About Emily - the who and the why

Posted by Darlene Yurkins on

Emily was born in 2011 with a broken heart. Diagnosed before birth with a Congenital Heart Defect called Ebstein’s Anomaly of the Tricuspid Valve, she spent her first 10 days in the NICU and had heart surgery at 4 months old.

A rough start, indeed, but medical technology gave us so much hope for her chances at becoming a well and independent adult. Yes, she started life worrying her parents, but she was tough and thrived. As she grew, we noticed delays, though. She began early intervention therapies due to delayed walking and talking. She was a wonderful and well-behaved toddler with a fun sense of humor and a love for song. There were no “terrible twos” with her. We could take her out and she would engage with us – she would even sit at a restaurant table to eat! Yes, she did have enough extra energy to want to run off without any understanding of danger, but we chalked that up to toddlerhood. At three years old, she entered an early childhood education program for special needs. Her very experienced teachers worked with her speech and her increasingly challenging behavior. Eventually, they helped me understand
that her overall delays were not something where she could “catch up” with her peers. They urged me to pursue a genetic diagnosis. We agreed, as her intellectual disability and hyperactivity had become more prominent. Yet, we still looked on the bright side of finding answers and getting her the proper help to grow into as independent an adult as possible.
At the age of five, the summer before she entered Kindergarten, we found our answers. Her diagnosis was MPS III type A, also known as Sanfilippo Syndrome. Rare. 1 in 70,000. We were told that it was progressive, degenerative and that she inherited it from both of us. The genetic counselor used the words “life-limiting” and said the life expectancy was mid-teens. Before that eventual fate, we would see her lose everything she was working hard to gain: speech, mobility, independence, learning and feeding. Her brain would slowly atrophy and die, cell by cell – a childhood dementia. Her body would do the same. Seizures will happen eventually as well.

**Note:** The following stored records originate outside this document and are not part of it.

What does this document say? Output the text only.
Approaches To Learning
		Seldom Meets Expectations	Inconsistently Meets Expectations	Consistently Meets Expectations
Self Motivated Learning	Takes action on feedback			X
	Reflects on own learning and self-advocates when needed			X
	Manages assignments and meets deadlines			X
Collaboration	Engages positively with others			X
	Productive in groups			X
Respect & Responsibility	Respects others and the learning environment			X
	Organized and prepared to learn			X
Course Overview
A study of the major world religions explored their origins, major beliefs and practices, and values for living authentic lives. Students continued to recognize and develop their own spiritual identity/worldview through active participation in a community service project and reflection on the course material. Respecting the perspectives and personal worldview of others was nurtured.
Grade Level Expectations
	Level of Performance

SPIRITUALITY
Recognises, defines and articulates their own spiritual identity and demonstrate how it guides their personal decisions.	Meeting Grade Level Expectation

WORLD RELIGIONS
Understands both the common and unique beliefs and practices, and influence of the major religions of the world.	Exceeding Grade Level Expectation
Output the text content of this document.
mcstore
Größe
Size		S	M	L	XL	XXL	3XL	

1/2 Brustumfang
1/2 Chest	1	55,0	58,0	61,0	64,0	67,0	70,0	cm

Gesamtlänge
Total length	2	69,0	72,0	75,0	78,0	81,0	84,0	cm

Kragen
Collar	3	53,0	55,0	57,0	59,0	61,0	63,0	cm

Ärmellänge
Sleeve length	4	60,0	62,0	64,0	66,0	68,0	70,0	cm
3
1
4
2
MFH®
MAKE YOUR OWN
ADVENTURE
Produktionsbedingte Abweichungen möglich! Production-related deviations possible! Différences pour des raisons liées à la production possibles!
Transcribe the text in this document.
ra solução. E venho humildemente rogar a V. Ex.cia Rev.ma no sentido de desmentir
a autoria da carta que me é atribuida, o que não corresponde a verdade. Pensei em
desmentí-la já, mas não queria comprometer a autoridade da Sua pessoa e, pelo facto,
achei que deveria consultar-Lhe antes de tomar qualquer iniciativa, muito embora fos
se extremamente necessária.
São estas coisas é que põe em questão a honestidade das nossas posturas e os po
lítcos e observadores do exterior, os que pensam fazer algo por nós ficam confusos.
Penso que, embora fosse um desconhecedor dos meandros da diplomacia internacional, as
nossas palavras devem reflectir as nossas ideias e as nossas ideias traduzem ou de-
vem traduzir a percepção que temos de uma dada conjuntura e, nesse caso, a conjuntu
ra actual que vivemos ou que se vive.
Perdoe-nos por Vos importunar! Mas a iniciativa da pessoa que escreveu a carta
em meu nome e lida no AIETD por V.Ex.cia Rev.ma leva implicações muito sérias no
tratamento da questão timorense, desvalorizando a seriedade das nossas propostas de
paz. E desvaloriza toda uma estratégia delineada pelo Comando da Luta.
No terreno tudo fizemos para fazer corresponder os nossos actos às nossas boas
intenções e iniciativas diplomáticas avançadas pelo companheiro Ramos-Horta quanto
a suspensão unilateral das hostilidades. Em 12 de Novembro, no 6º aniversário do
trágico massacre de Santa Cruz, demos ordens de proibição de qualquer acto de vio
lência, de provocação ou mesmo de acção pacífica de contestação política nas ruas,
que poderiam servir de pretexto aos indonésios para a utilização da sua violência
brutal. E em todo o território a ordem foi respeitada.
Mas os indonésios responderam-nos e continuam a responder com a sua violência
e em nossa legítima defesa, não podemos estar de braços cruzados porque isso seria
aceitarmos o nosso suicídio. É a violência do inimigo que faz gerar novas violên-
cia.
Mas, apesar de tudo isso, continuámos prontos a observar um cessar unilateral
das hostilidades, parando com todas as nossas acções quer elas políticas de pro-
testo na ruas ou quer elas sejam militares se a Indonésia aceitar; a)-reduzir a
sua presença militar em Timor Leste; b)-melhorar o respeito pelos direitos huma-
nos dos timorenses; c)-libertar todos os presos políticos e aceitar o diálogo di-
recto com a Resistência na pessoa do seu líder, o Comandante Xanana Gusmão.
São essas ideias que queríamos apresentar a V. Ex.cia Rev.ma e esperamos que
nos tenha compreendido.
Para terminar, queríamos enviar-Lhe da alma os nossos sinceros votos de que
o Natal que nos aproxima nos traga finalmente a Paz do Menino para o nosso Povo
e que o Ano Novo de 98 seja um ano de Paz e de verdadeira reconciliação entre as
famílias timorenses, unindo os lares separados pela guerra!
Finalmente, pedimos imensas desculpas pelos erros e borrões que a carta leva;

Our presumption of relative health for our daughter was smashed. She was far more medically complex than we had imagined, and we were being told that there were no treatments for her type of MPS, let alone any cure in sight. Our only sliver of hope for her living to adulthood was that she had one gene mutation indicating a less severe form of Sanfilippo. No guarantees, though. Make memories, they told us.
We were sunk and stunned. Our beloved Emily has a terminal diagnosis of childhood dementia! We were put into contact with groups and foundations that involved families to advocate for research. We tried to learn as much as possible about her condition, and still work at that every day in order to help meet her needs – to help her maintain as many skills as possible. It’s a hard fate to face with your child. It’s a hard condition to deal with as a family, watching the changes this horrible condition causes. Yet she is still here and alive with us, and where there is life, there is hope. She fights, we fight!

So, I have built this store. I want to have products here either by her hand or inspired by her in some way. She may not grow up to be able to make her own footprint on this world, but we are here as her family to put her out there. Forever (and ever), Emily!